Obama, the First Lord of the Admiralty

Gilbert & Sullivan's HMS Pinafore relentlessly ridicules the First Lord of the Admiralty. Their comic opera foretells our modern-day hero -- Barack Obama, the feckless bumbling Commander-In-Chief. Both pretenders arrived at their stations under identical circumstances:

I am the monarch of the sea...
The ruler of the Queen's Navee,...

When at anchor here I ride,
My bosom swells with pride,
And I snap my fingers at a foeman's taunts;

But when the breezes blow,
I generally go below...

Of legal knowledge I acquired such a grip
That they took me into the partnership.
And that junior partnership, I ween,
Was the only ship that I ever had seen.
But that kind of ship so suited me,
That now I am the Ruler of the Queen's Navee!

Our entertainment tonight is the comic Commander who doesn't know a deep-water port from a riverbank, the Atlantic seaboard from the Gulf of Mexico, has never encountered a U.S. Navy corpsman, instead refers to one as a "corpseman", can't distinguish the living from the dead on Memorial Day, thinks a handshake is as good as a salute, uses a U.S. Marine as a personal valet in a rain shower, and who believes Hawaii is in Asia.

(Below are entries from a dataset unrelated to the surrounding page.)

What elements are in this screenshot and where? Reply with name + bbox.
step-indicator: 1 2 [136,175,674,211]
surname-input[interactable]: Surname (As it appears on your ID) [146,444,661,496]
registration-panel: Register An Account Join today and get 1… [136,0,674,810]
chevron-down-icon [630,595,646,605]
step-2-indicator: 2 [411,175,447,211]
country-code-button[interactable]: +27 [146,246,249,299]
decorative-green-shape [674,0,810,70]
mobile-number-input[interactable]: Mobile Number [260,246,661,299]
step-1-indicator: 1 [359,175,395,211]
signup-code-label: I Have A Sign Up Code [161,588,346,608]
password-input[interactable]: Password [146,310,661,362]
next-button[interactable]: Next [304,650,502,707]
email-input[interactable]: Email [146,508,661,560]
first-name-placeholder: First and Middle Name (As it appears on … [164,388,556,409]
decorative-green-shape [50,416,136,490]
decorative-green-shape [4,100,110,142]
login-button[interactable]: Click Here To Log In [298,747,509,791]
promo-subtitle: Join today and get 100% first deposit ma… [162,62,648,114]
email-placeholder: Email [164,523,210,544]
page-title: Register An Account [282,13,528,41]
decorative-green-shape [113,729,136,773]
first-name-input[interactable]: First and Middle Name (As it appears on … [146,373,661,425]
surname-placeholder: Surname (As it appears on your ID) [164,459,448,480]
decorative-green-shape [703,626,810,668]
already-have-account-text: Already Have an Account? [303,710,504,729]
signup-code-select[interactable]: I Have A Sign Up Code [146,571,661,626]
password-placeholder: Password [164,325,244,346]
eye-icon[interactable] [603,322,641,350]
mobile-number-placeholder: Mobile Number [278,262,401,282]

Obama casually dismisses the commander-in-chief duties under the Constitution, instead playing cards with his valets, and arranging daily golf outings surrounded by sycophants and Secret Service ball washers. Such an adolescent interpretation of the most powerful job on the planet is only interrupted by sybaritic campaign tours, as he yearns for adoration reserved for popes and men who walk on the moon.

Advocates for more limited government would normally cheer at the prospects of a part-time president, reluctant to enjoin in uncertain foreign ventures. A part-time president in the mold of Calvin Coolidge or even Dwight Eisenhower. And what's wrong with a president clearing brush at his ranch in California? Better than meddling in a civil war, choosing sides between a proxy state for Iran and Al Qaeda aligned insurgents.

Here we have president Obama, plunging us into a half-baked military adventure with incalculable risks, opposed by 70% of Americans. A war unwanted by the Pentagon, only provoked by Obama's team of amateur humanitarian ambassadors -- the likes of Susan Rice, Samantha Powers, and atrocities expert John Kerry -- whose selective outrage at the use of chemical weapons by unknowns in Syria marks the extent of Obama's event-driven foreign policy devoid of any meaningful enduring strategy. Meanwhile these same moralists-in-chief have been mute as Coptic Christians have been massacred and their churches firebombed by the Muslim Brotherhood in Egypt.

Here we have President Obama AWOL while the Benghazi consulate was bombed by terrorists. He then lied about its origin, and then consented to his administration's stonewalling of the Congressional investigation. He now expects us to grant him sweeping authority to launch strikes against Damascus, whose consequences -- most likely to be catastrophic for the region and unaffordable to us -- will lead to unpredictable retaliation from Assad, assisted by his patrons Iran and Russia, that we cannot control.

Why should anyone support a part-time president who will trigger a full-time war? Even John Boehner & Co, along with erstwhile level-headed editors at the Wall Street Journal have succumbed to the bankrupt notion that the nation's credibility and the integrity of the office require endorsing Obama's reckless incontinence.

Republican hawks cling to the notion that the office of the president is separable from its incumbent. One honors the office, despite loathing its current occupant. Yet ceremonial respect, transcending incompetence, and self-indulgent trifling should never give way to blindly relegating the practical responsibility of taking a nation to war; to be run by a president who disdains the job of commander-in-chief and has displayed zero aptitude for its execution.

WS Gilbert, Arthur Sullivan's librettist, had fun mocking the British Navy during the latter days of Queen Victoria when the competence of Rule Britania was never in doubt. The pinafore of course is a woman or girl's sleeveless apron, a convenient towel to wipe one's hands of flour and sugar, but only a thin veil against splattering harsh chemicals and effusions of blood from eviscerated victims.

Be wary of Obama's enablers gleefully piped aboard his USS Pinafore, thinking a theater prop is a fighting ship of the line that can restore America's rightful place as the most powerful moral arbiter on the globe.